Right-wing Settlers End Protest with March to East Jerusalem

Several thousand right-wing Jewish settlers and followers wrapped up a five-day protest Thursday against the government’s peace policies by marching into the Arab areas of eastern Jerusalem in a show of their resolve not to support any territorial compromise.

A heavy police presence surrounded the estimated 3,000 marchers, as they left the Rose Garden, near the Knesset and opposite the Prime Minister’s Office, where they have staged a sit-in strike since the beginning of the week.

The protesters angered police as they blocked traffic opposite the Prime Minister’s Office before beginning their march.

A day earlier, the demonstrators had clashed with police during a rowdy protest against a statement made in the Knesset by Avraham Shohat, minister of finance.

Shohat said he would not encourage major investment in the Golan Heights at this time, leading the settlers to infer that the government was all but abandoning the Heights and planned to return them to Syria in a land-for-peace deal.

Shohat, responding to a question from hawkish Labor Knesset member Eli Goldschmidt, said his comment in the Golan was his only his “personal view.”

Shohat said potential investors had considered plowing “hundreds of millions of shekels” into projects on the Golan, but he, “being honest and straightforward,” had not felt able to encourage them to do so.

Thursday’s march drew fewer demonstrators than hoped for by those on the political right.

Earlier in the day, scores of protesters came to the Mahane Yehuda open-air produce market–a traditional hard-line stronghold — and tried to convince vendors and shoppers to join in the march.

However, reactions were mixed, with many saying the protest was worthless, since deals with the Arabs would be struck regardless of public reaction.

The central message of the weeklong demonstration has been that Prime Minister Yitzhak Rabin lacks the authority or popular mandate from the people to give up land under Israeli control to the Arabs.

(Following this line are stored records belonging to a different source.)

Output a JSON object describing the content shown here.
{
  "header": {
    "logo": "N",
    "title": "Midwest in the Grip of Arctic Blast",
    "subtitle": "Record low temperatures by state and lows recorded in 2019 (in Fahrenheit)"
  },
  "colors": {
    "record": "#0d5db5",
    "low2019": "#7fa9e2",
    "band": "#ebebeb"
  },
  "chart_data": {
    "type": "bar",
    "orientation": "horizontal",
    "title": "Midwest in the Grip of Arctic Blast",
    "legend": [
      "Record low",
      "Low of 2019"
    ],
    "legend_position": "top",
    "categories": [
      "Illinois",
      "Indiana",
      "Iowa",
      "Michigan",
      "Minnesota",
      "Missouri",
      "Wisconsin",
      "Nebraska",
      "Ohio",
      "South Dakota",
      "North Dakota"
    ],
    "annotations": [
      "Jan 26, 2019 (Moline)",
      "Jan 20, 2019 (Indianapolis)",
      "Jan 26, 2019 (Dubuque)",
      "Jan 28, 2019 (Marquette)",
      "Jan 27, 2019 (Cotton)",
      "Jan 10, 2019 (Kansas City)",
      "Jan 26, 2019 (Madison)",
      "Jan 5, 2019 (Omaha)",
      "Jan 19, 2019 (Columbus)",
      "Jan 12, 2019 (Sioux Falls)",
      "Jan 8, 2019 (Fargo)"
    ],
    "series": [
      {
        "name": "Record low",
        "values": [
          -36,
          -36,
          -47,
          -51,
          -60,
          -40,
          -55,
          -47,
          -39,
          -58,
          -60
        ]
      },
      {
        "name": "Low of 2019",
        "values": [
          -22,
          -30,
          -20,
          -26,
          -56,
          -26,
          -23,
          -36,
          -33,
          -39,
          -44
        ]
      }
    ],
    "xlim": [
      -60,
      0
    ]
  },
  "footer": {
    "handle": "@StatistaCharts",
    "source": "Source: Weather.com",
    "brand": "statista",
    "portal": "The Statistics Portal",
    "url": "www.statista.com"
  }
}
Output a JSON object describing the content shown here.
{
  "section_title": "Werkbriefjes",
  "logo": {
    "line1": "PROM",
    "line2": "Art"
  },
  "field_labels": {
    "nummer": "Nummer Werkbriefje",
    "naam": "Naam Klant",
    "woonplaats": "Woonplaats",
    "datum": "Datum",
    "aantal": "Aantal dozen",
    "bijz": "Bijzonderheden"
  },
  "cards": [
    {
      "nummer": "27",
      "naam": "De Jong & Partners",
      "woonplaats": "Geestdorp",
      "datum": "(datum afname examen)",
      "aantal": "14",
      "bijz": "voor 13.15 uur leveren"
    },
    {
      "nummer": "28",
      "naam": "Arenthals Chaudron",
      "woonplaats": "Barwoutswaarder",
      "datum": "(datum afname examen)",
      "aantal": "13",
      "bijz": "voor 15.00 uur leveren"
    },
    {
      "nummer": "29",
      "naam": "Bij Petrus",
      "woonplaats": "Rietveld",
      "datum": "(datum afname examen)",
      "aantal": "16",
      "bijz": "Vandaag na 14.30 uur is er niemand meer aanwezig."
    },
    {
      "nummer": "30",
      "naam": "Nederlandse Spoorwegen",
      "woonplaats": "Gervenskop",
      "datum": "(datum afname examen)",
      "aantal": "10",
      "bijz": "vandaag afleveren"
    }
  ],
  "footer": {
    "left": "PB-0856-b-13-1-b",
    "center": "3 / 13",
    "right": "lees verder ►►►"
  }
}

“Rabin, you have no mandate,” has become the mantra of the hard-line opposition.

Nissim Zvilli, Labor Party secretary-general, said Thursday that the government would not neglect “the streets and leave it to the Right.”

Speaking at the Labor Party Central Committee, Zvilli said that the party would organize public events to promote the cause of peace.

“We pray that there will not be an anti-democratic outburst against democratic decisions,” Zvilli said.